EX-99.1 2 h30667exv99w1.htm PRESS RELEASE exv99w1
 

Exhibit 99.1
     
(CAL DIVE LOGO)
  PRESSRELEASE
 
  www.caldive.com
 
   
 
         
Cal Dive International, Inc. 400 N. Sam Houston Parkway E., Suite 400 Houston, TX 77060-3500 281-618-0400 fax: 281-618-0505
 
       
For Immediate Release
      05-033
 
  Contact: Wade Pursell    
Date: November 21, 2005
  Title: Chief Financial Officer    
 
       
 
Cal Dive Announces Stock Split
HOUSTON, TX — On November 21, 2005, The Board of Directors of Cal Dive International, Inc. (Nasdaq: CDIS) declared a two-for-one split of the Company’s common stock. Holders of record as of the close of business on December 1, 2005 will be entitled to one additional common share for each common share held on that date. The Company’s transfer agent, Wells Fargo Shareowner Services, will distribute the shares on or about December 8, 2005.
Owen Kratz, Cal Dive’s Chairman and Chief Executive Officer, stated, “This stock split, our second in the last five years, should further improve the liquidity of our stock and make our shares available to a larger and more varied group of investors. Our Board of Directors’ decision to split the stock is a strong indication of the confidence we have in the growth opportunities for our business.”
Cal Dive International, Inc., headquartered in Houston, Texas, is an energy service company which provides alternate solutions to the oil and gas industry worldwide for marginal field development, alternative development plans, field life extension and abandonment, with service lines including marine diving services, robotics, well operations, facilities ownership and oil and gas production.
This press release contains forward-looking statements that involve risks, uncertainties and assumptions that could cause our results to differ materially from those expressed or implied by such forward-looking statements.
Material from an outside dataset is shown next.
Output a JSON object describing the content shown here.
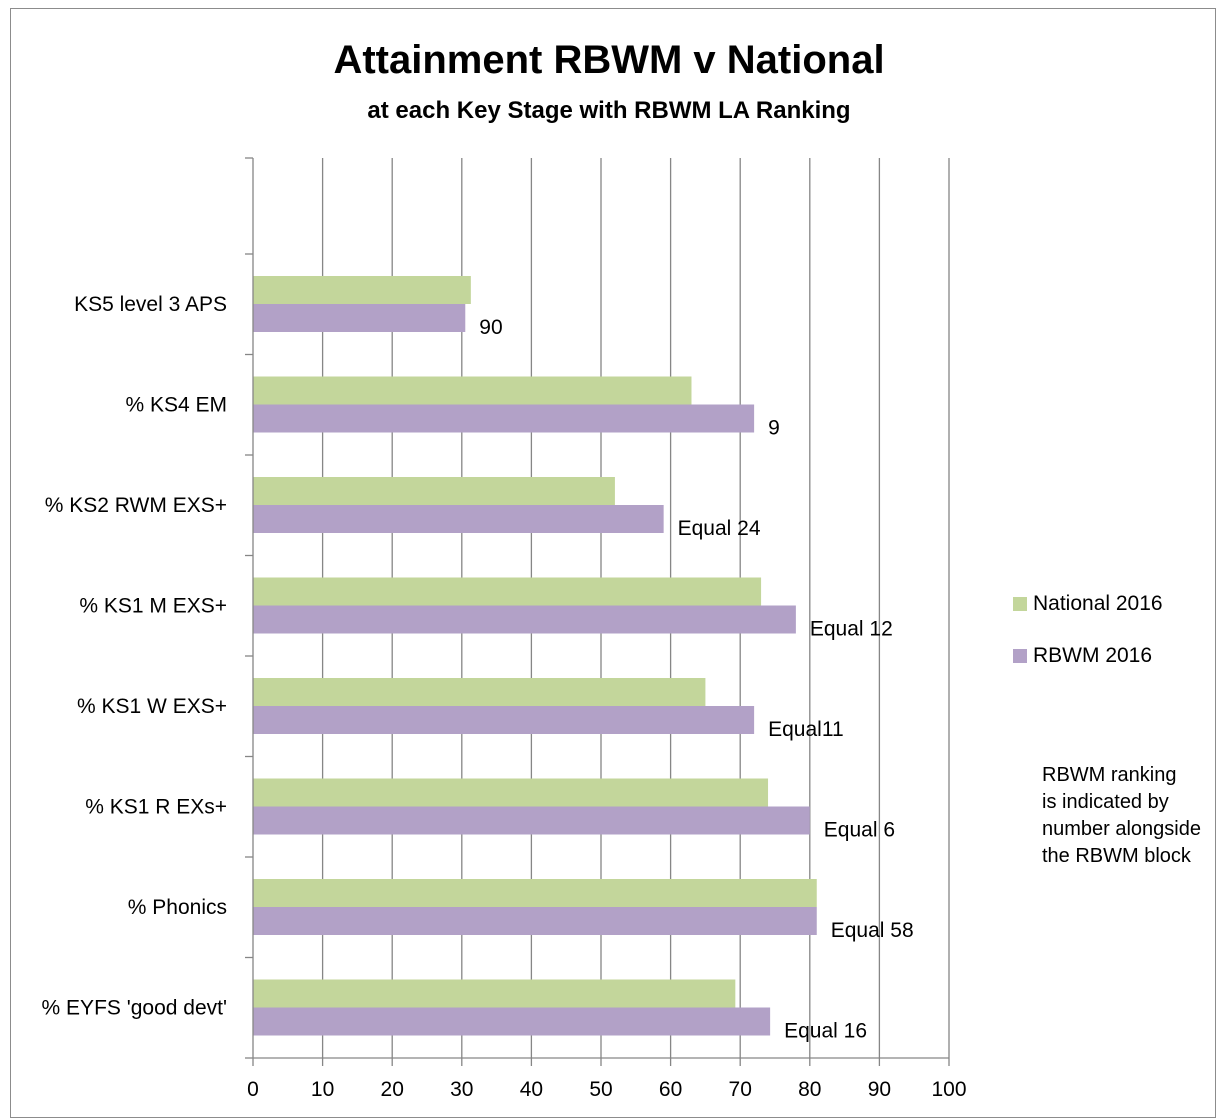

All statements, other than statements of historical fact, are statements that could be deemed “forward-looking statements” within the meaning of the Private Securities Litigation Reform Act of 1995, including, without limitation, any projections of revenue, gross margin, expenses, earnings or losses from operations, or other financial items; any statements of the plans, strategies and objectives of management for future operations; any statement concerning developments, performance or industry rankings relating to services; any statements regarding future economic conditions or performance; any statements of expectation or belief; and any statements of assumptions underlying any of the foregoing. The risks, uncertainties and assumptions referred to above include the performance of contracts by suppliers, customers and partners; employee management issues; complexities of global political and economic developments, and other risks described from time to time in our reports filed with the Securities and Exchange Commission, including the Company’s Annual Report on Form 10-K for the year ending December 31, 2004. We assume no obligation and do not intend to update these forward-looking statements.